Mucho más que tenis
La Davis, que en la memoria colectiva española supone una frontera social y deportiva, arranca con Nadal por delante de Ferrero
El carácter singular de la Copa Davis se aprecia en la decisión que ayer tomaron los capitanes del equipo español. Rafael Nadal, un muchacho de 18 años, jugará en la primera jornada frente al temible Andy Roddick, líder del equipo estadounidense y una de las principales estrellas del circuito mundial. Nadal ocupará el puesto que parecía destinado a Juan Carlos Ferrero, un tenista de clase acreditada, vencedor de Roland Garros, maestro en las pistas de tierra y experto en duelos frente a los mejores jugadores del planeta. La decisión de los técnicos contiene una alta dosis de riesgo y de polémica. A pesar de los problemas físicos que le han aquejado durante toda la temporada, Ferrero representa el valor de lo seguro frente a la inexperiencia de Nadal, cuya calidad queda fuera de cualquier duda. Está llamado a protagonizar el futuro del tenis español. Quién sabe si el futuro comenzará hoy en Sevilla, frente a Roddick, ante los 26.600 espectadores que presenciarán el encuentro. Se trata de una decisión que trasciende el mundillo del tenis y que merece el debate de los aficionados al deporte, incluso de aquellos que se acercan circunstancialmente. ¿Por qué? Porque es la final de la Copa Davis.
En la memoria colectiva del deporte español, la Copa Davis supone una frontera social y deportiva. Cuando sólo Bahamontes se atrevía a discutir el monopolio del fútbol, los tenistas españoles, encabezados por el mítico Manolo Santana, emprendieron una aventura inolvidable. España, un país sin tradición en el tenis, subdesarrollado económicamente, gobernado por un régimen fascista, se sintió fascinada por lo que representó aquella final con Australia en Melbourne. Era el año 1965, y todo la nación entró de repente en una época diferente. Aquel equipo significó el cambio de los tiempos, la inminencia del desarrollo, de la apertura al exterior, de la posibilidad de medirse con potencias del deporte que parecían inaccesibles. La Davis incorporó a la memoria de dos generaciones los nombres de Santana, Gisbert, Arilla y Couder. Y los del capitán Jaime Bartrolí. Y los comentarios de Juan José Castillo. Y el legendario "entró, entró". Y otros nombres inolvidables, los nombres de los rivales: Roy Emerson, John Newcombe, Tony Roche y Fred Stolle. Fue algo más que tenis. Fue algo más que deporte. Aquellas dos finales representaron un cambio de escenario en muchos aspectos. Su mística permanece hasta ahora. Ahí reside parte de la grandeza de esta competición.

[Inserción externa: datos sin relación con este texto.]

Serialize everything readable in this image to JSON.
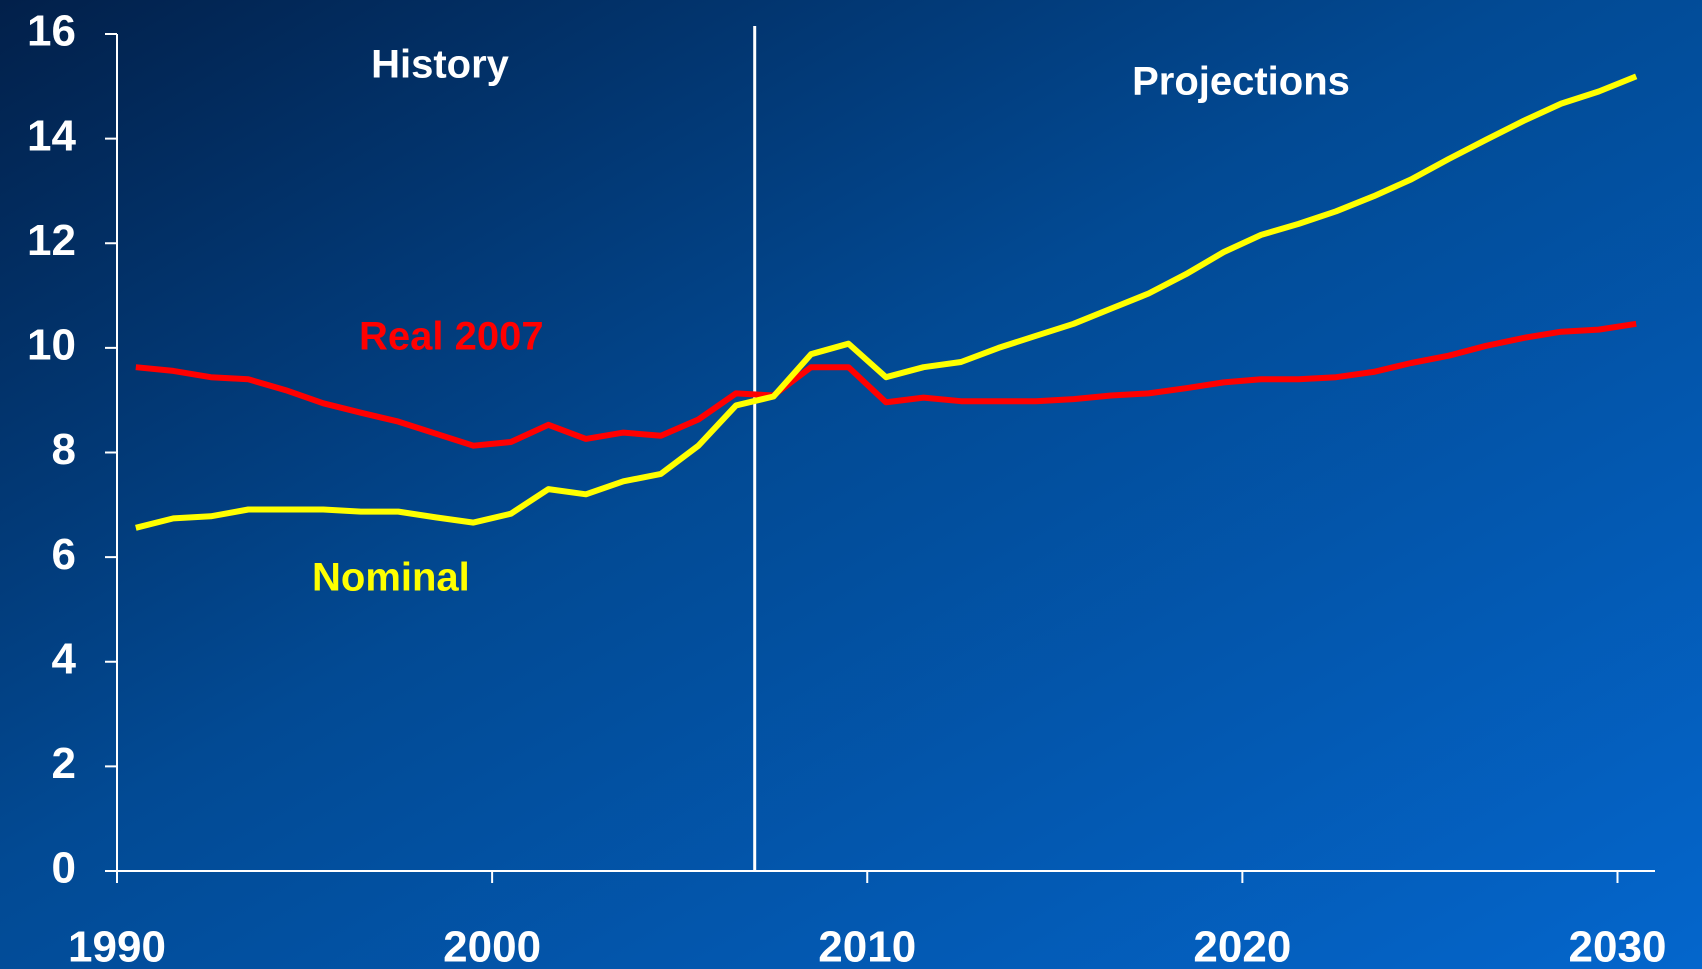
{
  "chart_data": {
    "type": "line",
    "x": [
      1990.5,
      1991.5,
      1992.5,
      1993.5,
      1994.5,
      1995.5,
      1996.5,
      1997.5,
      1998.5,
      1999.5,
      2000.5,
      2001.5,
      2002.5,
      2003.5,
      2004.5,
      2005.5,
      2006.5,
      2007.5,
      2008.5,
      2009.5,
      2010.5,
      2011.5,
      2012.5,
      2013.5,
      2014.5,
      2015.5,
      2016.5,
      2017.5,
      2018.5,
      2019.5,
      2020.5,
      2021.5,
      2022.5,
      2023.5,
      2024.5,
      2025.5,
      2026.5,
      2027.5,
      2028.5,
      2029.5,
      2030.5
    ],
    "series": [
      {
        "name": "Real 2007",
        "color": "#ff0000",
        "values": [
          9.63,
          9.56,
          9.44,
          9.4,
          9.19,
          8.94,
          8.76,
          8.59,
          8.36,
          8.13,
          8.2,
          8.53,
          8.26,
          8.38,
          8.32,
          8.63,
          9.13,
          9.09,
          9.63,
          9.63,
          8.96,
          9.05,
          8.98,
          8.98,
          8.98,
          9.02,
          9.09,
          9.13,
          9.23,
          9.34,
          9.4,
          9.4,
          9.44,
          9.54,
          9.71,
          9.85,
          10.04,
          10.19,
          10.31,
          10.35,
          10.46
        ]
      },
      {
        "name": "Nominal",
        "color": "#ffff00",
        "values": [
          6.56,
          6.74,
          6.78,
          6.91,
          6.91,
          6.91,
          6.87,
          6.87,
          6.76,
          6.66,
          6.83,
          7.3,
          7.2,
          7.45,
          7.59,
          8.13,
          8.9,
          9.07,
          9.88,
          10.08,
          9.44,
          9.63,
          9.73,
          10.0,
          10.23,
          10.46,
          10.75,
          11.04,
          11.41,
          11.83,
          12.16,
          12.37,
          12.61,
          12.9,
          13.22,
          13.61,
          13.98,
          14.34,
          14.67,
          14.9,
          15.19
        ]
      }
    ],
    "annotations": [
      {
        "text": "History"
      },
      {
        "text": "Projections"
      }
    ],
    "divider_x": 2007,
    "xlim": [
      1990,
      2031
    ],
    "xticks": [
      1990,
      2000,
      2010,
      2020,
      2030
    ],
    "ylim": [
      0,
      16
    ],
    "yticks": [
      0,
      2,
      4,
      6,
      8,
      10,
      12,
      14,
      16
    ]
  }
}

La Davis también oficia como recordatorio de viejos valores que se pierden en el deporte actual. En buena medida, el tenis está peleado con los rasgos fundamentales de la Copa Davis. Pocos deportes concentran tanto la idea de la individualidad, la mercadotecnia y el hastío competitivo como el tenis. Con una raqueta a cuestas, los jugadores se embarcan año tras año en una interminable sucesión de torneos que determinan muy detalladamente todo tipo de estadísticas, incluidas aquéllas que señalan su lugar exacto en el ránking mundial. Se trata de una relación estrictamente privada entre el tenista y los números.
Como sucede con la Ryder Cup en el mundo del golf, la Copa Davis ofrece una mirada diferente. Los jugadores regresan a un tiempo que se antoja superado. Se supeditan a los intereses del equipo, se desmontan del ego en beneficio del compañerismo y aceptan decisiones técnicas inusuales. Es lo que ha sucedido con el cambio de Ferrero por Nadal. Puede que resulte arriesgado y, sin duda, merecerá opiniones encontradas en el mundo de los aficionados. Pero así es la Copa Davis. No es un asunto privado entre los tenistas y sus estadísticas. Se trata de elegir, y quizá de tomar riesgos por encima de la comodidad. Y aceptar el veredicto de una vieja competición que no pierde su carácter singular: es mucho más que tenis. Por eso, dos países se entregarán durante tres días a las emociones del mejor deporte.